Famous related terms
- Agent harness —
agent = model + harness. The loop that actually runs the tool and feeds results back. Tool use is the thing the model emits into a harness. - MCP (Model Context Protocol) —
MCP = JSON-RPC + tools/resources/prompts vocabulary + client-server split. The standard for plugging tools into a host without writing a new adapter each time. - Structured output / JSON mode —
structured output = next-token sampling + a hard parse constraint. Function calling is structured output with a per-tool argument schema. - Constrained decoding —
constrained decoding = mask out illegal tokens at each step + sample from what's left. The reason “the call will parse” is something a provider can actually promise. - ReAct —
ReAct ≈ reason + act, interleaved. An early prompting pattern where the model alternated free-text “thoughts” with tool calls; modern tool use is the productized descendant. - Tool hallucination —
tool hallucination = model emits a syntactically valid call to a tool/argument that doesn't exist.

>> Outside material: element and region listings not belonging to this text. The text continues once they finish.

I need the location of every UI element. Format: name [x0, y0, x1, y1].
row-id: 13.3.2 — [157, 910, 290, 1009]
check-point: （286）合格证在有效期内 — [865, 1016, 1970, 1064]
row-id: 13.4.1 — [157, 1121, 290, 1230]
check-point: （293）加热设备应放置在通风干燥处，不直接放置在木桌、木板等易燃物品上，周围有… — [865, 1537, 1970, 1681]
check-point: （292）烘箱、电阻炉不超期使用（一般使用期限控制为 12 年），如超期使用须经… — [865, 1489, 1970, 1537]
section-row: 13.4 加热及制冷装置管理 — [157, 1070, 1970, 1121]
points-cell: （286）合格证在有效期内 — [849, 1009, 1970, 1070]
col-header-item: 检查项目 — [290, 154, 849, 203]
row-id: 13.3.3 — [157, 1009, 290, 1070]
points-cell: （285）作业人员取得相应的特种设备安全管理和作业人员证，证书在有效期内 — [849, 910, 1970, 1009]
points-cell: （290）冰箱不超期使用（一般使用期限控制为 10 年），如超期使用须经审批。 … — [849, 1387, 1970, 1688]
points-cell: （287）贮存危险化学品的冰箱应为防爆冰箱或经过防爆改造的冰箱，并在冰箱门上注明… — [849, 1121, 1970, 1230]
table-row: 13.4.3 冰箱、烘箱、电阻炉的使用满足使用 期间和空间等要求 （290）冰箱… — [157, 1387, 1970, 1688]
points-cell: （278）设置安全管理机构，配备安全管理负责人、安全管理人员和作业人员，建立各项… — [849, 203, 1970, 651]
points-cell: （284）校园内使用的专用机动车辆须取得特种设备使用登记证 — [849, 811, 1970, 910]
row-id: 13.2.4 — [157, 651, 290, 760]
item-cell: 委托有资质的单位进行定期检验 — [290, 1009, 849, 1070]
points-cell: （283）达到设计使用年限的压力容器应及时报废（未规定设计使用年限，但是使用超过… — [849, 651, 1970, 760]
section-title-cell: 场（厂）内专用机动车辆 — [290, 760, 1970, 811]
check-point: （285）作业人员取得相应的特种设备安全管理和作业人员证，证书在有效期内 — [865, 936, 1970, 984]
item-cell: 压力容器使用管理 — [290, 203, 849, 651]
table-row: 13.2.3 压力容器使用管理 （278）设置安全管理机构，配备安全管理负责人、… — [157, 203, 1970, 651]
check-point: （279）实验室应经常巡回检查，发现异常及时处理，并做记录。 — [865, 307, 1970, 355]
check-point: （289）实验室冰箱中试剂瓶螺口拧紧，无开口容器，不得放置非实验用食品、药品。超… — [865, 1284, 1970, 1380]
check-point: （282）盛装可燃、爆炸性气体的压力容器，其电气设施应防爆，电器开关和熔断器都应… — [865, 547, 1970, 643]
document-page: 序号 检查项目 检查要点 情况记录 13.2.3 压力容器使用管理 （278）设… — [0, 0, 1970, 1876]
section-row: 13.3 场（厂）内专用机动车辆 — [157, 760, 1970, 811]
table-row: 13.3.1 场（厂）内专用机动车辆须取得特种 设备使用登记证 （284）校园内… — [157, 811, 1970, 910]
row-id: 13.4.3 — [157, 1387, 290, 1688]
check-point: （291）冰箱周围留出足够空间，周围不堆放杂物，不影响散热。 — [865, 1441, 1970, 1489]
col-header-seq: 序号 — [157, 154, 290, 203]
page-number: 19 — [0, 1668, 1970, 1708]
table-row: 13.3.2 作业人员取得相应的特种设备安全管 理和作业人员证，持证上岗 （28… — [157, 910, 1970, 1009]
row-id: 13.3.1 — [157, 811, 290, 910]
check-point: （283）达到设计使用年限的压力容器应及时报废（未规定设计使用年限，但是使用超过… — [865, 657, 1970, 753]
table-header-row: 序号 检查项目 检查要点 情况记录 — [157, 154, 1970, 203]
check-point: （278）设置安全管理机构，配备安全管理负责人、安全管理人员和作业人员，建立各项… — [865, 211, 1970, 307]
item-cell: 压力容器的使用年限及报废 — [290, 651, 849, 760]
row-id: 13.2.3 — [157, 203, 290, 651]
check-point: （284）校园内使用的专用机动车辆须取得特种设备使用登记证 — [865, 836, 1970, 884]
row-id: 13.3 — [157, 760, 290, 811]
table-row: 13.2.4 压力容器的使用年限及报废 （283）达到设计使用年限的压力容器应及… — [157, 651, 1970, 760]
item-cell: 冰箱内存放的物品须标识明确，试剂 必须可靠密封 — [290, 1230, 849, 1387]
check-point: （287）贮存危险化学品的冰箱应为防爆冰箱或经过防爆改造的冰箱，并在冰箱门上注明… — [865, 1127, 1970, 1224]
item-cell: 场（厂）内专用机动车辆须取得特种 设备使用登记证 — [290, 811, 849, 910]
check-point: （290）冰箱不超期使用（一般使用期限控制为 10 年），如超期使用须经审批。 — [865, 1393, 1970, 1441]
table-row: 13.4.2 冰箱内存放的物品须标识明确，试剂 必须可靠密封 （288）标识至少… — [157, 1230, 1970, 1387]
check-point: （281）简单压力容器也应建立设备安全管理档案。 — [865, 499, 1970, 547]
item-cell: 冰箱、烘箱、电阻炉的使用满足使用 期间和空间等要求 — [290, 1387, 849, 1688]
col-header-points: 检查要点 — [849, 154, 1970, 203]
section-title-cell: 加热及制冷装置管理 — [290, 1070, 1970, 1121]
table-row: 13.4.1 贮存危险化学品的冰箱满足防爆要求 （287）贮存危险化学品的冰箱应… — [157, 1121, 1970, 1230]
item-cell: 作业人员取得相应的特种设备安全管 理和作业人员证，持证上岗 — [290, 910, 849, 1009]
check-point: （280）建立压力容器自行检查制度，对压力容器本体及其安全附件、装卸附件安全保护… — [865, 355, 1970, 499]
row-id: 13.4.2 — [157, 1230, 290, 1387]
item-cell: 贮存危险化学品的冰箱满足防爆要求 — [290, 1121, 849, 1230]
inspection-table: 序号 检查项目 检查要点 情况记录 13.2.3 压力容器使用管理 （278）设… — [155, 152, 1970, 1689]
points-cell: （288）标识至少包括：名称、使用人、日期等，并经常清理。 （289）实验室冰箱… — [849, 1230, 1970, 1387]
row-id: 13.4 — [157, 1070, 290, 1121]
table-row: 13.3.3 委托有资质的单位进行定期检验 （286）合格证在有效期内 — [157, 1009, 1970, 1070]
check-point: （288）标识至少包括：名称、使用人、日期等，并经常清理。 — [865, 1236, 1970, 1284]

The failure mode constrained decoding doesn’t catch.
Going deeper
- Anthropic’s tool use documentation — for the precise wire format of tool definitions, tool calls, and tool results, and how parallel tool use is handled.
- OpenAI’s function-calling guide — the same shape from the other major provider; reading both side by side makes the cross-vendor pattern obvious.
- ReAct: Synergizing Reasoning and Acting in Language Models (Yao et al., 2022) — for where the “model alternates between thinking and calling tools” idea was first written down cleanly.
Notes on what I’m sure of: that the model itself doesn’t execute anything (the host does), that post-training is what teaches a model to emit calls in the right shape, and that OpenAI’s strict Structured Outputs mode is documented to use constrained decoding — these are in provider docs and published work. What’s less publicly specified is the exact mechanism each provider uses for strict tool use; some are clearly constrained decoding, others may be a mix of constrained decoding, heavy fine-tuning, and internal retry. The exact per-provider wire format and which specific models support which tool-use features changes often; treat any specific claim about “model X supports parallel tool calls as of date Y” as something to verify against current docs rather than memorize.